I remember watching movie after movie as my normal viewing choices weren't available. TV shows ended their seasons early because filming had not been included when Hollywood shut down. Then just hearing with surrealism as places like Broadway and Disney World shuttered. And through it all, I was very fortunate to be safe at home and able to work. As the months passed, a couple of friends had scares about getting COVID but never actually did. Tracking my state's numbers of "cases" to see how it was going until I just stopped doing so.

There has been so much that we have had to deal with, all of us. And the amazing thing is, by and large, we have. There were tremendous issues and numbers of deaths in various areas. People criticized politicians for how they handled things and I definitely thought some of the decision-making was wonky too, but really, none of them had ever faced such a thing. I tried to cut them some slack. Some more than others.

Here in the USA, on top of it all, there was the presidential election. I wondered how that would evolve as traditional campaigning couldn't happen, and with people either on lockdown or just staying home, how many would vote and who would win. And how the results took so long to come in and be ratified. Not to mention the protests that occurred from legitimate concerns such as Black Lives Matter and other societal wrongs. The whole country felt like a powderkeg. Now I feel better about things in that regard, but a large portion of this country is not happy with how things are going. I respect their right to feel that way, whether I agree or not.

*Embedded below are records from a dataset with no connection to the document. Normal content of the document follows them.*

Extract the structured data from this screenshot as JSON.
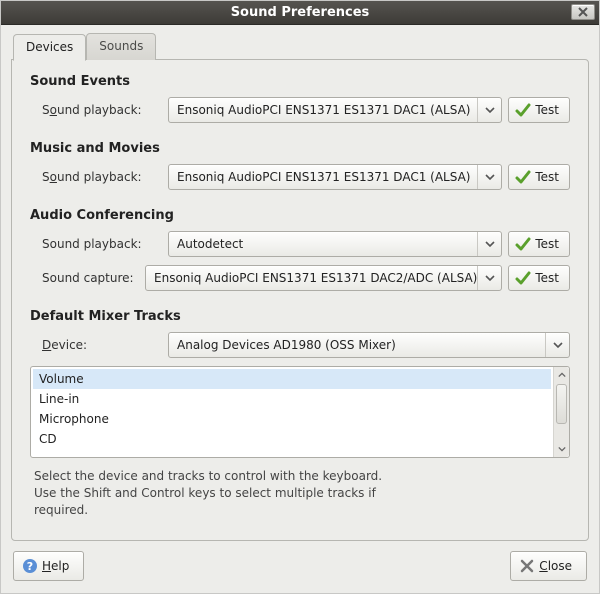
{
  "window": {
    "title": "Sound Preferences"
  },
  "tabs": {
    "devices": "Devices",
    "sounds": "Sounds"
  },
  "sections": {
    "sound_events": {
      "title": "Sound Events",
      "playback_label_pre": "S",
      "playback_label_u": "o",
      "playback_label_post": "und playback:",
      "playback_value": "Ensoniq AudioPCI ENS1371 ES1371 DAC1 (ALSA)"
    },
    "music_movies": {
      "title": "Music and Movies",
      "playback_label_pre": "S",
      "playback_label_u": "o",
      "playback_label_post": "und playback:",
      "playback_value": "Ensoniq AudioPCI ENS1371 ES1371 DAC1 (ALSA)"
    },
    "audio_conf": {
      "title": "Audio Conferencing",
      "playback_label": "Sound playback:",
      "playback_value": "Autodetect",
      "capture_label": "Sound capture:",
      "capture_value": "Ensoniq AudioPCI ENS1371 ES1371 DAC2/ADC (ALSA)"
    },
    "mixer": {
      "title": "Default Mixer Tracks",
      "device_label_u": "D",
      "device_label_post": "evice:",
      "device_value": "Analog Devices AD1980 (OSS Mixer)",
      "tracks": [
        "Volume",
        "Line-in",
        "Microphone",
        "CD"
      ],
      "help_l1": "Select the device and tracks to control with the keyboard.",
      "help_l2": "Use the Shift and Control keys to select multiple tracks if",
      "help_l3": "required."
    }
  },
  "buttons": {
    "test": "Test",
    "help_u": "H",
    "help_post": "elp",
    "close_u": "C",
    "close_post": "lose"
  }
}
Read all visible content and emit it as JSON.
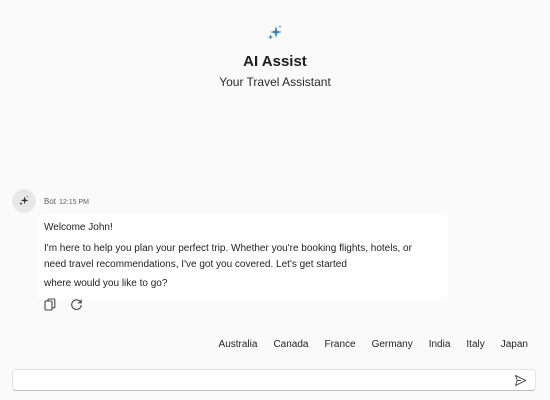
{
  "header": {
    "icon": "sparkle-icon",
    "title": "AI Assist",
    "subtitle": "Your Travel Assistant",
    "accent_color": "#3b82c4"
  },
  "message": {
    "sender": "Bot",
    "time": "12:15 PM",
    "avatar_icon": "sparkle-icon",
    "greeting": "Welcome John!",
    "line1": "I'm here to help you plan your perfect trip. Whether you're booking flights, hotels, or",
    "line2": "need travel recommendations, I've got you covered. Let's get started",
    "line3": "where would you like to go?",
    "actions": [
      "copy-icon",
      "refresh-icon"
    ]
  },
  "suggestions": [
    "Australia",
    "Canada",
    "France",
    "Germany",
    "India",
    "Italy",
    "Japan"
  ],
  "composer": {
    "placeholder": "",
    "send_icon": "send-icon"
  }
}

And so here we are, a year later. Masks are readily available, and at least where I live, either required or heavily encouraged. And we have vaccines being supplied to the global population. Kids are back in school in many areas. It's rather amazing when you think about it. We are not out of the woods at all, but there seems to be lots of hope to live in a bit less fear as the next few months pass. As always, hope is such a powerful thing.

So many people have had their lives forever altered. Loss of loved ones, jobs, businesses, you name it. We can only hope a new equilibrium is found soon and people can more easily thrive again. And yet, while all that was going on, babies were born, people found love (even if socially distanced) and opportunity. We have learned so much about so much, particularly the resilience of the human race. We bend, but we don't break. That is my belief.

I've experienced the lowest of lows in the past year. I have also experienced some amazing highs. I am a "real person" now if still a work in progress. I have some family and friends that call me Shannyn and have seen me in my favored guise. It has been a hell of a ride on the rollercoaster of life. To everyone out there, I welcome any thoughts you have to share, and I wish you as much positivity as I can muster as I encourage you to continue enduring, be safe, and keep riding.


  1. What a wonderful look back! I’ve been doing my own reflecting as you know and I’ve chosen to focus on some silver linings. COVID allowed me to reconnect with people I hadn’t heard from in years and also spent more time with my immediate family (minus one special member) than ever before. It’s been a hell of a ride but some good came out of it out too and I’m holding on to that as we move forward.